I actually just finished dealing with this issue as well. In my experience, the only time it’s safe to overwrite an existing data set in an HDF file is when it’s uncompressed and has the same data type as the original. Changing the dimensions may be ok, but anything else produced unreliable results. Of course, since there is no mechanism for deleting data sets, only unlinking them, there really is no good workaround for doing this within an existing file. ie- if you unlink and recreate the dataset then the original data remains orphaned in the file, defeating the purpose of compression. In the end the only viable solution I found was to copy everything to a new HDF file. Indeed, you can find this recommendation in the HDF manual. Pretty frustrating to have what is effectively a filesystem in a file, but with no ‘delete’ function, but it is what it is.

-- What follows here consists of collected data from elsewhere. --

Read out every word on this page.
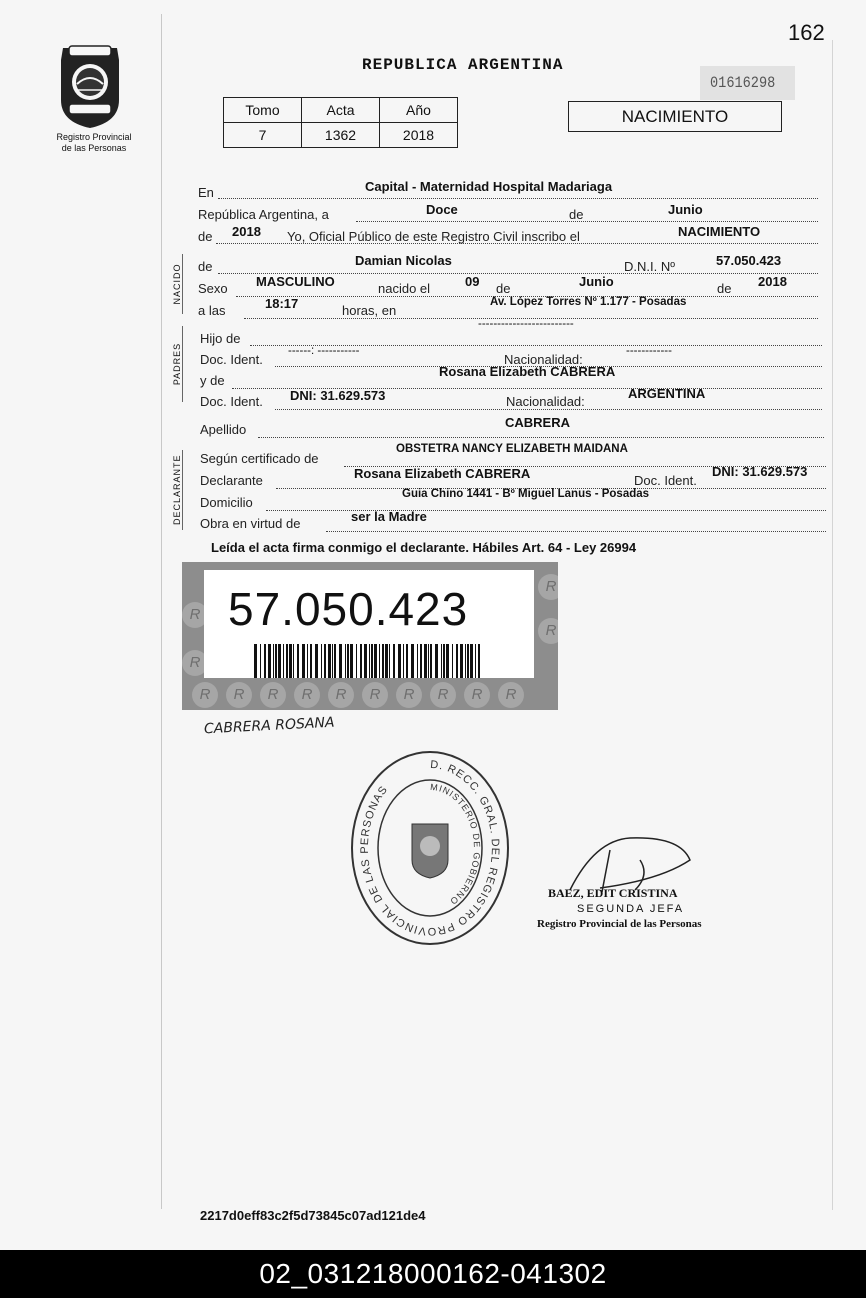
162
Registro Provincial
de las Personas
REPUBLICA ARGENTINA
01616298
Tomo	Acta	Año
7	1362	2018
NACIMIENTO
En	Capital - Maternidad Hospital Madariaga
República Argentina, a	Doce	de	Junio
de 2018 Yo, Oficial Público de este Registro Civil inscribo el	NACIMIENTO
NACIDO de	Damian Nicolas	D.N.I. Nº	57.050.423
Sexo MASCULINO	nacido el	09 de	Junio	de 2018
a las	18:17	horas, en
Av. López Torres Nº 1.177 - Posadas
PADRES
Hijo de
-------------------------
Doc. Ident.
------: -----------
Nacionalidad:
------------
y de
Rosana Elizabeth CABRERA
Doc. Ident. DNI: 31.629.573	Nacionalidad:
ARGENTINA
Apellido	CABRERA
DECLARANTE Según certificado de
OBSTETRA NANCY ELIZABETH MAIDANA
Declarante	Rosana Elizabeth CABRERA	Doc. Ident.
DNI: 31.629.573
Domicilio
Guia Chino 1441 - Bº Miguel Lanus - Posadas
Obra en virtud de	ser la Madre
Leída el acta firma conmigo el declarante. Hábiles Art. 64 - Ley 26994
R
R
R
R
R	R	R	R	R	R	R	R	R	R
57.050.423
CABRERA ROSANA
D. RECC. GRAL. DEL REGISTRO PROVINCIAL DE LAS PERSONAS	MINISTERIO DE GOBIERNO
BAEZ, EDIT CRISTINA
SEGUNDA JEFA
Registro Provincial de las Personas
2217d0eff83c2f5d73845c07ad121de4
02_031218000162-041302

lucasvr · November 20, 2020, 3:21pm

@derobins, as a matter of fact, would it be better to report such issues on GitHub so that they don’t get lost on the Forum archives? I’m happy to move this one to GitHub if you agree.

epourmal · November 20, 2020, 4:03pm

All,

I am not sure what the actual problem is and I just entered a bug report HDFFV-11179 to investigate the failure above.

This filter function just allocates a bigger buffer. If there is no memory mismatch as Dana mentioned, it should work. HDF5 should write a chunk into newly allocated place in the file leaving a hole left by the previous smaller chunk. To my knowledge, HDF5 should handle the case of bigger chunks if the filter function doesn’t fail when new “compressed” buffer is bigger than original (unless I am missing something )

Thank you for reporting and please go ahead and create an issue in GitHub. We may get help from the community in debugging it.

Elena

derobins · November 20, 2020, 6:16pm

Yes, I think a github issue is the way to go as it’s public and easier to track. Keep in mind that we just switched to github and still do most of our issue tracking work in JIRA (which isn’t really public yet), so you’ll have to be patient with us while we transition.